I missed those days this Kol Nidre, as I sat (third new mahzor) in the bowels of the chapel. Overcome I was, by a sense of time, and change, and a world gone by:
Hal and I bored at children services – parents fourth row, under Park’s big dome…
And my grandparents. …My maternal great-grandparents Sam and Becky Sharp (for whom Michael is named)…always in the same seats, mid-way up on the aisle…
And Uncle Bob and Aunt Etty and Bonnie, Gary, Debbie Marla.

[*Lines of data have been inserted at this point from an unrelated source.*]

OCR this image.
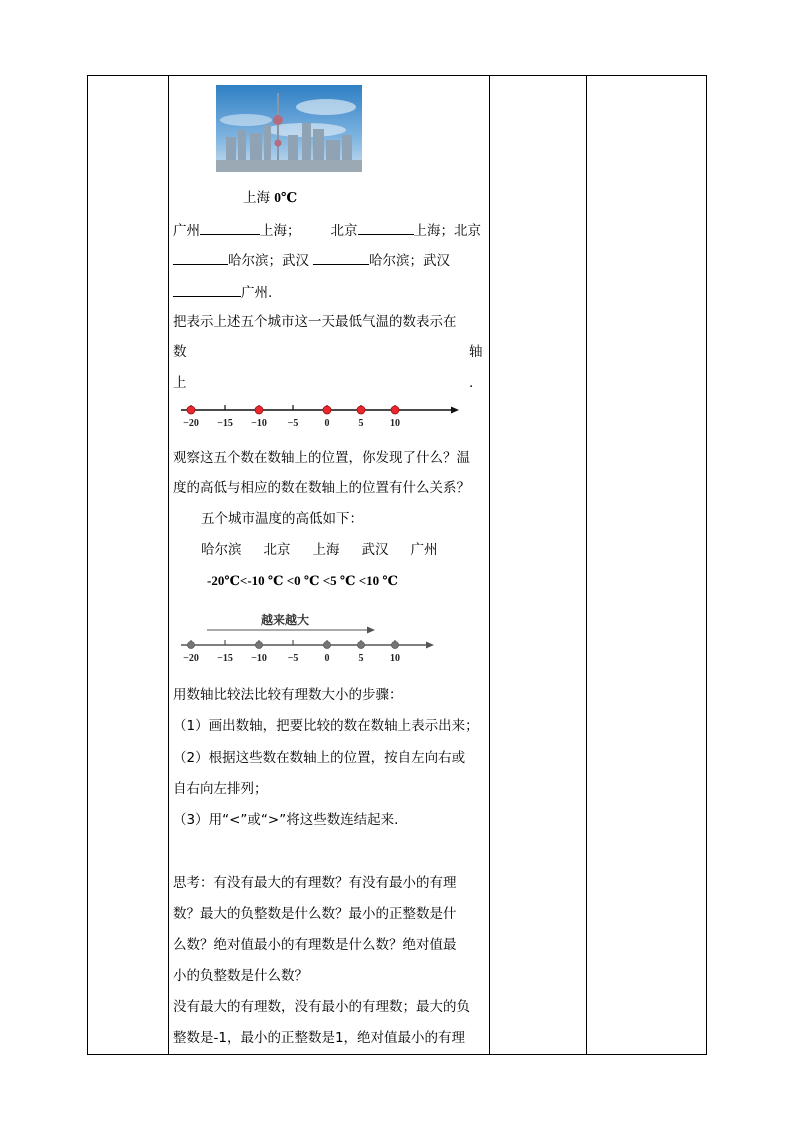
上海 0℃
广州	上海； 北京	上海；北京
哈尔滨；武汉	哈尔滨；武汉
广州.
把表示上述五个城市这一天最低气温的数表示在
数	轴
上	.
−20 −15 −10 −5	0	5	10
观察这五个数在数轴上的位置，你发现了什么？温
度的高低与相应的数在数轴上的位置有什么关系？
五个城市温度的高低如下：
哈尔滨 北京 上海 武汉 广州
-20℃<-10 ℃ <0 ℃ <5 ℃ <10 ℃
−20 −15 −10 −5	0	5	10
越来越大
用数轴比较法比较有理数大小的步骤：
（1）画出数轴，把要比较的数在数轴上表示出来；
（2）根据这些数在数轴上的位置，按自左向右或
自右向左排列；
（3）用“<”或“>”将这些数连结起来.
思考：有没有最大的有理数？有没有最小的有理
数？最大的负整数是什么数？最小的正整数是什
么数？绝对值最小的有理数是什么数？绝对值最
小的负整数是什么数？
没有最大的有理数，没有最小的有理数；最大的负
整数是-1，最小的正整数是1，绝对值最小的有理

And Cousins Ruth and Leon…and Rita and Mel….
Images of my three prizes growing up at Park —
Michael’s Bar Mitzvah …Jamie waiving a lulav on Succos …Little Rooney, maybe five — Neilah is concluding and she’s parading down the Main Sanctuary aisle (with the Gelfands, Davidsons and Shafrans of her world)…
Intellectually I knew, the world … my world had changed. Theirs too had changed.
Forever.
In my gut though I wanted so much to be young again, with them again — as one again —
When times were black and white, and often pure….
(and Yes, when the rabbis didn’t joke).